Specifically, the groups oppose a provision that would carve out an exception for electric vehicle charging to the longstanding federal law prohibiting the sale of fuel, food and other services at rest areas. The federal ban on commercial activities at Interstate rest areas has incentivized businesses to invest in fuel stations just off of America’s highways since the inception of the Interstate Highway System. Private sector development of this national fueling network has ensured that drivers of gasoline-powered cars do not suffer from range anxiety. A similar approach would drive demand for electric vehicles.
A second provision would allow investor-owned utilities to receive federal grants even if they have already raised rates on all of their customers to underwrite electric vehicle charging infrastructure investments. Fuel retailers will not invest in a technology where they have to pay for their own infrastructure and recover those costs while utilities can ‘double dip’ and have all of their investments covered by unwilling underwriters.
The three organizations said the Moving Forward Act reflects a short-sighted desire to build charging infrastructure as rapidly as possible without regard for the long-term implications for EV charging availability and undermines the legislation’s environmental objectives. “It will lead to a small number of chargers and no additional investment off the highway,” the groups said. “This will mean fewer options for the consumer and less competition in pricing.”
NATSO, NACS and SIGMA think that private sector involvement in the installation of electric vehicle charging stations is key to meeting the fueling needs of the motoring public. Many of the associations’ members are working to invest in that infrastructure. Collectively they represent hundreds of thousands of fuel retailers that sell approximately 90 percent of motor fuel sold at retail in the United States.

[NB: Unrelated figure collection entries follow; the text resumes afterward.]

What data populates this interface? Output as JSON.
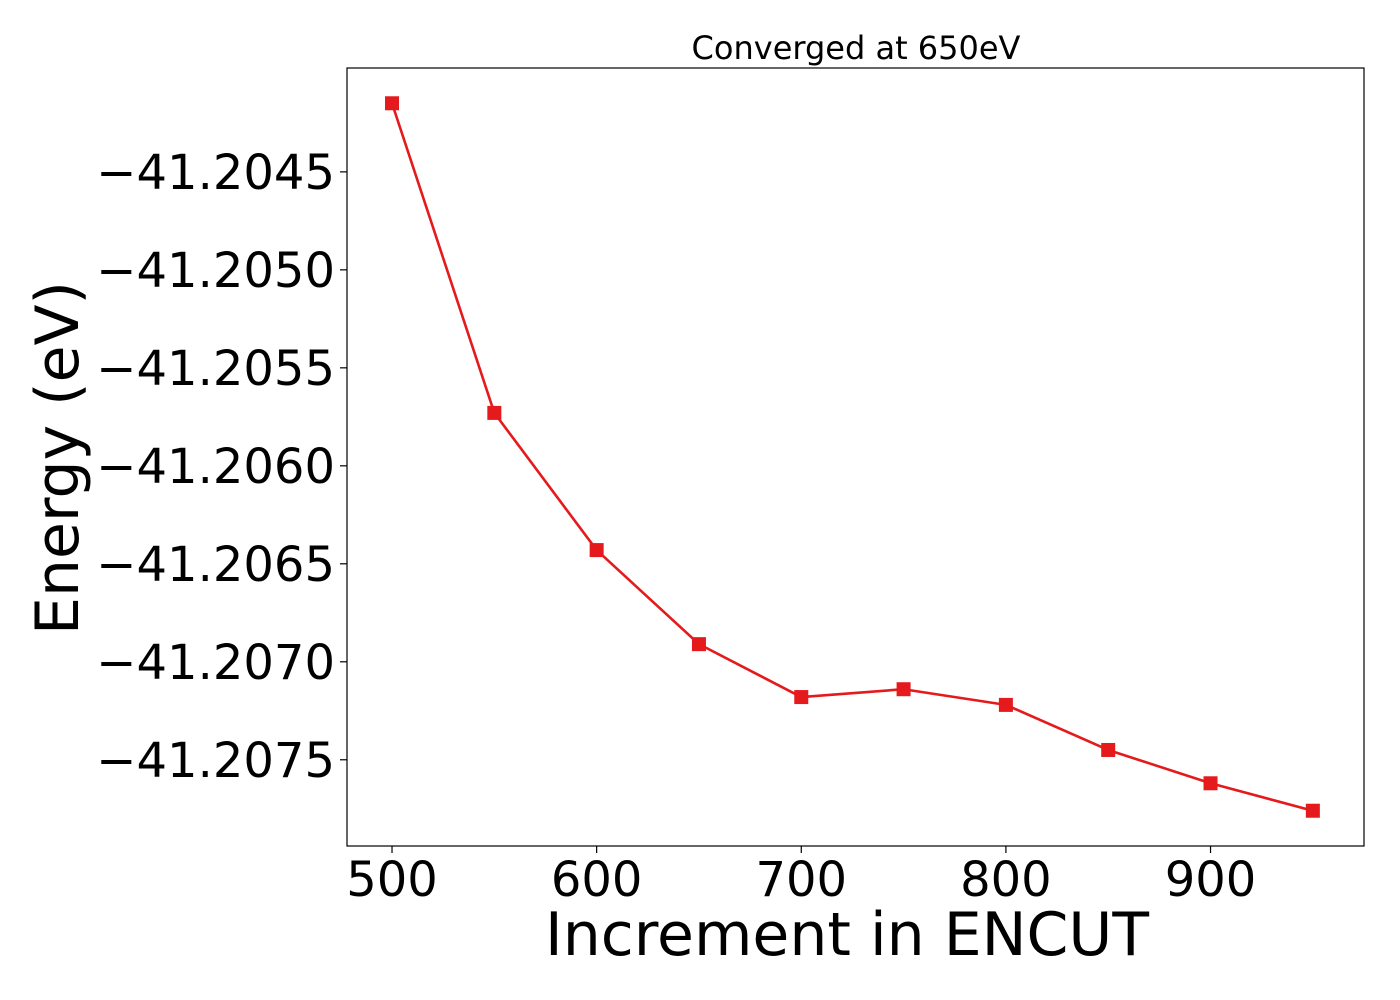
{
  "chart_data": {
    "type": "line",
    "title": "Converged at 650eV",
    "xlabel": "Increment in ENCUT",
    "ylabel": "Energy (eV)",
    "x": [
      500,
      550,
      600,
      650,
      700,
      750,
      800,
      850,
      900,
      950
    ],
    "series": [
      {
        "values": [
          -41.20415,
          -41.20573,
          -41.20643,
          -41.20691,
          -41.20718,
          -41.20714,
          -41.20722,
          -41.20745,
          -41.20762,
          -41.20776
        ],
        "color": "#e41a1c",
        "marker": "square"
      }
    ],
    "xlim": [
      478,
      975
    ],
    "ylim": [
      -41.20794,
      -41.20397
    ],
    "xticks": [
      500,
      600,
      700,
      800,
      900
    ],
    "xtick_labels": [
      "500",
      "600",
      "700",
      "800",
      "900"
    ],
    "yticks": [
      -41.2045,
      -41.205,
      -41.2055,
      -41.206,
      -41.2065,
      -41.207,
      -41.2075
    ],
    "ytick_labels": [
      "−41.2045",
      "−41.2050",
      "−41.2055",
      "−41.2060",
      "−41.2065",
      "−41.2070",
      "−41.2075"
    ],
    "grid": false,
    "legend": "none"
  }
}
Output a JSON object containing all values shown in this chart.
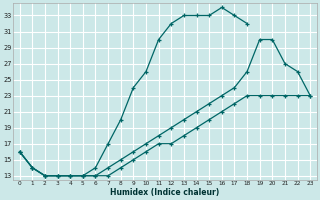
{
  "xlabel": "Humidex (Indice chaleur)",
  "bg_color": "#cce8e8",
  "grid_color": "#ffffff",
  "line_color": "#006666",
  "xlim": [
    -0.5,
    23.5
  ],
  "ylim": [
    12.5,
    34.5
  ],
  "xticks": [
    0,
    1,
    2,
    3,
    4,
    5,
    6,
    7,
    8,
    9,
    10,
    11,
    12,
    13,
    14,
    15,
    16,
    17,
    18,
    19,
    20,
    21,
    22,
    23
  ],
  "yticks": [
    13,
    15,
    17,
    19,
    21,
    23,
    25,
    27,
    29,
    31,
    33
  ],
  "curve1_x": [
    0,
    1,
    2,
    3,
    4,
    5,
    6,
    7,
    8,
    9,
    10,
    11,
    12,
    13,
    14,
    15,
    16,
    17,
    18
  ],
  "curve1_y": [
    16,
    14,
    13,
    13,
    13,
    13,
    14,
    17,
    20,
    24,
    26,
    30,
    32,
    33,
    33,
    33,
    34,
    33,
    32
  ],
  "curve2_x": [
    0,
    1,
    2,
    3,
    4,
    5,
    6,
    7,
    8,
    9,
    10,
    11,
    12,
    13,
    14,
    15,
    16,
    17,
    18,
    19,
    20,
    21,
    22,
    23
  ],
  "curve2_y": [
    16,
    14,
    13,
    13,
    13,
    13,
    13,
    14,
    15,
    16,
    17,
    18,
    19,
    20,
    21,
    22,
    23,
    24,
    26,
    30,
    30,
    27,
    26,
    23
  ],
  "curve3_x": [
    0,
    1,
    2,
    3,
    4,
    5,
    6,
    7,
    8,
    9,
    10,
    11,
    12,
    13,
    14,
    15,
    16,
    17,
    18,
    19,
    20,
    21,
    22,
    23
  ],
  "curve3_y": [
    16,
    14,
    13,
    13,
    13,
    13,
    13,
    13,
    14,
    15,
    16,
    17,
    17,
    18,
    19,
    20,
    21,
    22,
    23,
    23,
    23,
    23,
    23,
    23
  ]
}
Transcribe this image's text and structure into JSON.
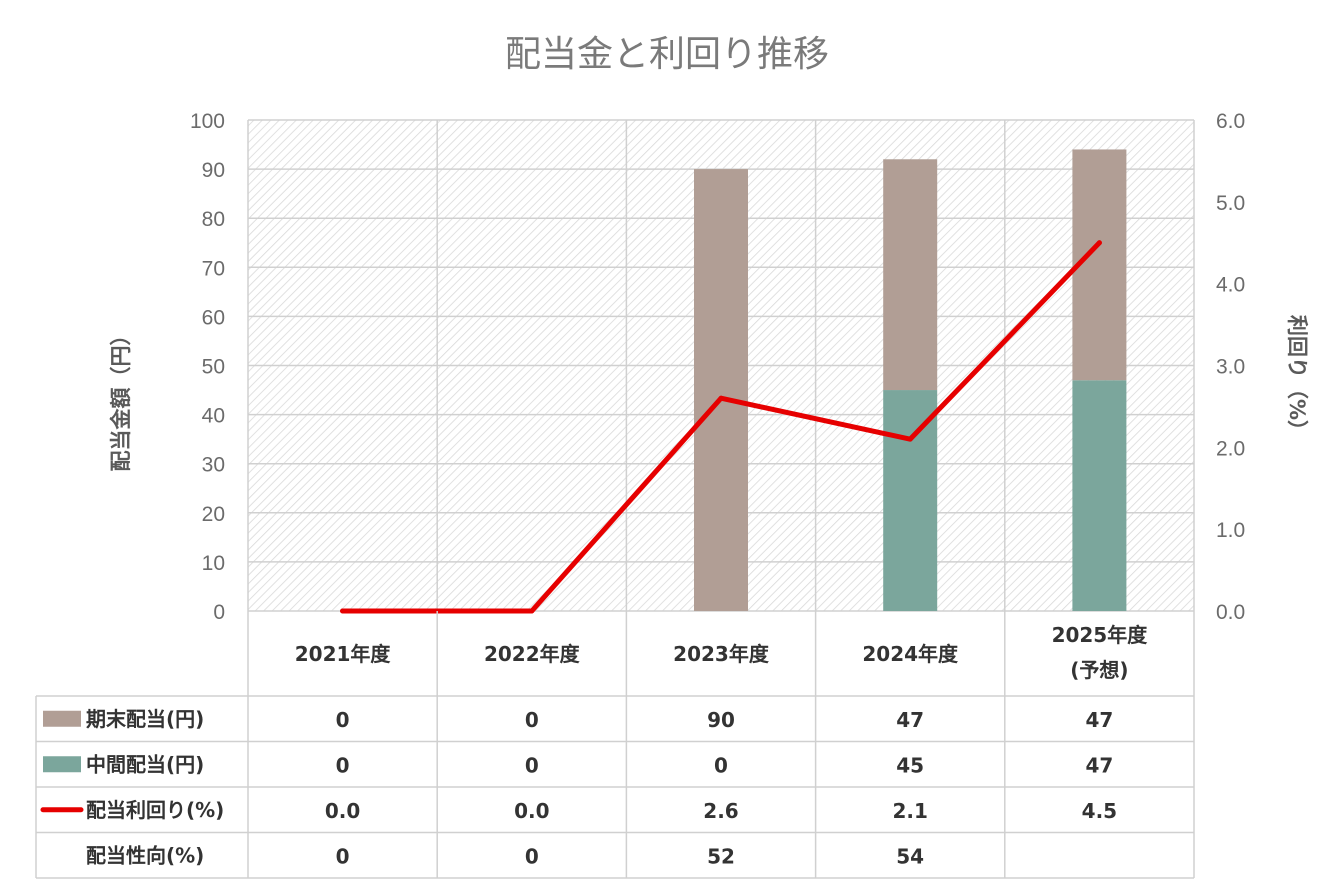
{
  "chart_data": {
    "type": "bar",
    "stacked": true,
    "title": "配当金と利回り推移",
    "categories": [
      {
        "line1": "2021年度",
        "line2": ""
      },
      {
        "line1": "2022年度",
        "line2": ""
      },
      {
        "line1": "2023年度",
        "line2": ""
      },
      {
        "line1": "2024年度",
        "line2": ""
      },
      {
        "line1": "2025年度",
        "line2": "(予想)"
      }
    ],
    "ylabel": "配当金額（円）",
    "y2label": "利回り（%）",
    "ylim": [
      0,
      100
    ],
    "yticks": [
      "0",
      "10",
      "20",
      "30",
      "40",
      "50",
      "60",
      "70",
      "80",
      "90",
      "100"
    ],
    "y2lim": [
      0,
      6
    ],
    "y2ticks": [
      "0.0",
      "1.0",
      "2.0",
      "3.0",
      "4.0",
      "5.0",
      "6.0"
    ],
    "grid": true,
    "series": [
      {
        "name": "中間配当(円)",
        "kind": "bar",
        "color": "#7ba69c",
        "values": [
          0,
          0,
          0,
          45,
          47
        ],
        "display": [
          "0",
          "0",
          "0",
          "45",
          "47"
        ]
      },
      {
        "name": "期末配当(円)",
        "kind": "bar",
        "color": "#b19e95",
        "values": [
          0,
          0,
          90,
          47,
          47
        ],
        "display": [
          "0",
          "0",
          "90",
          "47",
          "47"
        ]
      },
      {
        "name": "配当利回り(%)",
        "kind": "line",
        "axis": "right",
        "color": "#e60000",
        "values": [
          0.0,
          0.0,
          2.6,
          2.1,
          4.5
        ],
        "display": [
          "0.0",
          "0.0",
          "2.6",
          "2.1",
          "4.5"
        ]
      }
    ],
    "table_rows": [
      {
        "label": "期末配当(円)",
        "legend": "bar",
        "color": "#b19e95",
        "cells": [
          "0",
          "0",
          "90",
          "47",
          "47"
        ]
      },
      {
        "label": "中間配当(円)",
        "legend": "bar",
        "color": "#7ba69c",
        "cells": [
          "0",
          "0",
          "0",
          "45",
          "47"
        ]
      },
      {
        "label": "配当利回り(%)",
        "legend": "line",
        "color": "#e60000",
        "cells": [
          "0.0",
          "0.0",
          "2.6",
          "2.1",
          "4.5"
        ]
      },
      {
        "label": "配当性向(%)",
        "legend": "none",
        "color": "",
        "cells": [
          "0",
          "0",
          "52",
          "54",
          ""
        ]
      }
    ]
  }
}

The trade groups said infrastructure spending is a top priority and they remain eager to work with Congress to explore policies that encourage existing off-highway businesses to expand the full range of transportation energy offerings for consumers, including electric vehicle charging. In its current form, however, the Moving Forward Act will restrict those offerings.
The groups said that the bipartisan highway reauthorization bill passed last summer by the Senate Environment and Public Works Committee, which was supported by NATSO, creates a regulatory framework that is far more compatible with increasing investment in EV charging infrastructure than the House bill. The Senate EPW bill included grants for EV charging infrastructure along highway corridors but does not commercialize rest areas or encourage utilities to double-dip.
NATSO announced earlier this year that it formed the National Highway Charging Collaborative with North America’s largest electric vehicle charging vendor, ChargePoint, to add electric vehicle charging to more than 4,000 travel plazas in the next decade. The Moving Forward Act threatens that goal.